Der Schaden an meiner Wirbelsäule sollte eigentlich operiert werden, sagen die Ärzte. Doch das versuche ich zu vermeiden: Ich bin mit Anfang 80 Jahren doch sicher zu alt für eine Operation, oder?

Die Operationsmethoden haben sich sehr verfeinert, weshalb es eigentlich keine Altersgrenze für Operationen mehr gibt. Ob ein solcher Eingriff sinnvoll ist, bemisst sich auch nicht nur anhand des Krankheitsverlaufs, sondern auch davon, wie aktiv der Betroffene noch im Leben steht und was er noch vorhat. Allerdings muss natürlich auch gesagt sein, dass das Knochenmaterial im Alter nicht besser wird. Ist der Knochen zu brüchig, wird der Arzt genau prüfen, ob eine Operation noch sinnvoll ist.

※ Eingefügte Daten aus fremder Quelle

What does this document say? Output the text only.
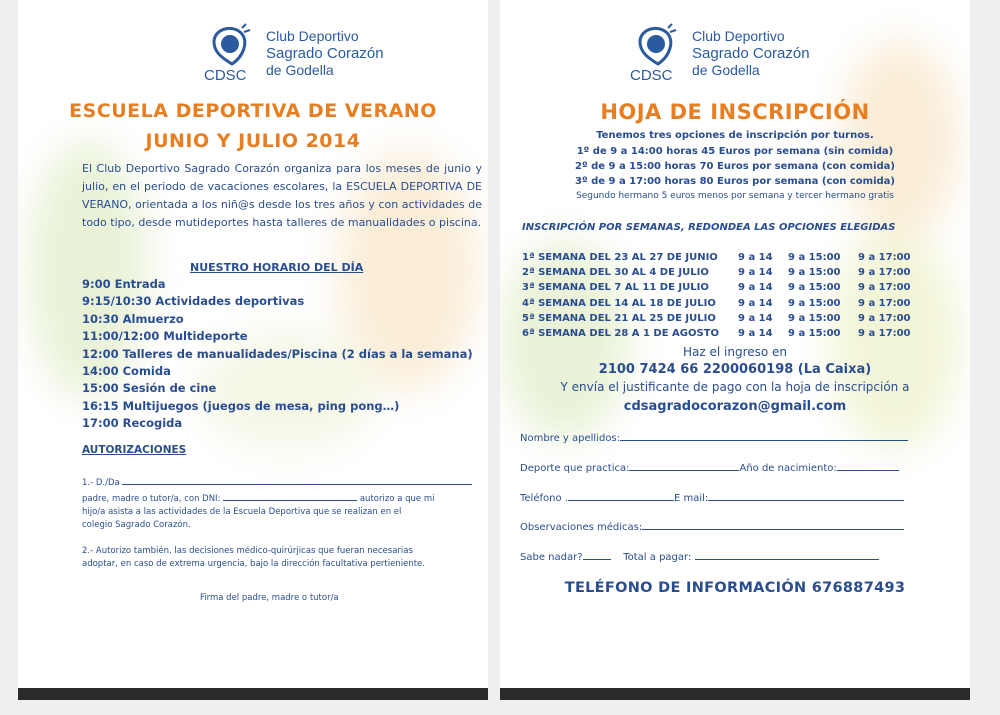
CDSC
Club Deportivo
Sagrado Corazón
de Godella
ESCUELA DEPORTIVA DE VERANO
JUNIO Y JULIO 2014
El Club Deportivo Sagrado Corazón organiza para los meses de junio y julio, en el periodo de vacaciones escolares, la ESCUELA DEPORTIVA DE VERANO, orientada a los niñ@s desde los tres años y con actividades de todo tipo, desde mutideportes hasta talleres de manualidades o piscina.
NUESTRO HORARIO DEL DÍA
9:00 Entrada
9:15/10:30 Actividades deportivas
10:30 Almuerzo
11:00/12:00 Multideporte
12:00 Talleres de manualidades/Piscina (2 días a la semana)
14:00 Comida
15:00 Sesión de cine
16:15 Multijuegos (juegos de mesa, ping pong…)
17:00 Recogida
AUTORIZACIONES
1.- D./Da
padre, madre o tutor/a, con DNI:	autorizo a que mi
hijo/a asista a las actividades de la Escuela Deportiva que se realizan en el
colegio Sagrado Corazón.
2.- Autorizo también, las decisiones médico-quirúrjicas que fueran necesarias
adoptar, en caso de extrema urgencia, bajo la dirección facultativa pertieniente.
Firma del padre, madre o tutor/a
CDSC
Club Deportivo
Sagrado Corazón
de Godella
HOJA DE INSCRIPCIÓN
Tenemos tres opciones de inscripción por turnos.
1º de 9 a 14:00 horas 45 Euros por semana (sin comida)
2º de 9 a 15:00 horas 70 Euros por semana (con comida)
3º de 9 a 17:00 horas 80 Euros por semana (con comida)
Segundo hermano 5 euros menos por semana y tercer hermano gratis
INSCRIPCIÓN POR SEMANAS, REDONDEA LAS OPCIONES ELEGIDAS
1ª SEMANA DEL 23 AL 27 DE JUNIO 9 a 14 9 a 15:00 9 a 17:00
2ª SEMANA DEL 30 AL 4 DE JULIO	9 a 14 9 a 15:00 9 a 17:00
3ª SEMANA DEL 7 AL 11 DE JULIO	9 a 14 9 a 15:00 9 a 17:00
4ª SEMANA DEL 14 AL 18 DE JULIO 9 a 14 9 a 15:00 9 a 17:00
5ª SEMANA DEL 21 AL 25 DE JULIO 9 a 14 9 a 15:00 9 a 17:00
6ª SEMANA DEL 28 A 1 DE AGOSTO 9 a 14 9 a 15:00 9 a 17:00
Haz el ingreso en
2100 7424 66 2200060198 (La Caixa)
Y envía el justificante de pago con la hoja de inscripción a
cdsagradocorazon@gmail.com
Nombre y apellidos:
Deporte que practica:	Año de nacimiento:
Teléfono .	E mail:
Observaciones médicas:
Sabe nadar?	Total a pagar:
TELÉFONO DE INFORMACIÓN 676887493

Grundsätzlich mal gefragt: Wann ist der Rückenschmerz ein Notfall?

Ein Arztbesuch steht an, wenn der Rückenschmerz einem Unfall gefolgt ist – einem Sturz oder Autounfall. Ebenso, wenn eine Krebserkrankung vorliegt oder der Rückenschmerz mit plötzlich auftretendem Fieber und Schüttelfrost einhergeht. Taubheitsgefühle oder Lähmungen in den Beinen sowie Probleme beim Toilettengang können ebenfalls ernstzunehmende Warnzeichen sein.

Sind Schmerzmittel schon bei leichten Rückenschmerzen sinnvoll?

Der frühzeitige und richtige Einsatz von Schmerzmitteln kann das Risiko einer Chronifizierung reduzieren. Andererseits sollte die Schmerzbehandlung nicht allein auf Medikamenten beruhen, sondern durch Sport und weitere Therapien begleitet sein. Denn der allzu unbesorgte Einsatz von Schmerzmitteln führt schnell zu weiteren gesundheitlichen Folgen. Daher gilt: auch rezeptfreie Medikamente sollten ohne ärztlichen Rat keinesfalls länger als zwei Wochen eingenommen werden.